You probably won't need to unless you're doing **a lot** of clicking on
spheres, but you can reduce the cost of this algorithm by adding a few checks
before getting to the square root. Compare squared distances between the ray
origin and the sphere centre. You can project this as a 2d distance along the
ray direction (dot product) and compare the end point's squared distance to the
sphere origin (use Pythagoras' theorem) with the squared radius.

Generally, if you want to draw on a shape (e.g. dragging boxes) then ray-casting
is a good choice. If you want inaccuracy i.e. letting the user click in the
general area of a fiddly little mesh to select it then ray-casting is a good
choice. If you want accuracy then you're almost certainly better off using a
colour-based picking method, which has the cost of one extra rendering pass,
rather than 1-5 ray casts __per selectable object in the scene__.

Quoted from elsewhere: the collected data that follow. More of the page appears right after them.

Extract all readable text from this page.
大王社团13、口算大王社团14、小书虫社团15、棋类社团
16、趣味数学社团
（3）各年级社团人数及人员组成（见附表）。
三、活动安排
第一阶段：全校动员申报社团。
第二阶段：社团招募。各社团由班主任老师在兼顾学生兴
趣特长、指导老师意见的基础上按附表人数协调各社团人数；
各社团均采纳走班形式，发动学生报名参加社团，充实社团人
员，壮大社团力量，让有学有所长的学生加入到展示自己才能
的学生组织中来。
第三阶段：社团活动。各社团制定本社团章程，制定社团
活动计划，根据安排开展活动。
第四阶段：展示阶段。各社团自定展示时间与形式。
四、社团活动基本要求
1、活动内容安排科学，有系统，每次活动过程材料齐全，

You can do ray versus axis-aligned box intersection, which is quite commonly used. An object in the world is considered to have a bounding box, rather than a bounding sphere. This has the weakness that irregularly shaped, rotating objects will create gigantic boxes, but it is quite easy to work out the extents, and use these to validate a set of ray-plane intersections.

If your shapes are actually boxes, or you want the box to rotate with the object inside, then you can do a ray versus oriented box intersection in much the same way. A few optimised methods exist (Haines "Essential Ray Tracing Algorithms", Chapter 2). I haven't had occasion to use this "in the wild".

Ray versus triangle collisions will let you determine exactly where on a more complex mesh that you have clicked on. If you need this much accuracy, you are probably better off using the colour buffer method and getting a pixel-correct method. It might be useful for things like shooting games where you want put a bullet hole image in an exact location though. I haven't found a good reason to use this one in a while either. Before testing several different surfaces of a complex object, it's generally advised to do a ray versus bounding sphere test first - no point testing all of the triangles if the ray has missed the whole object!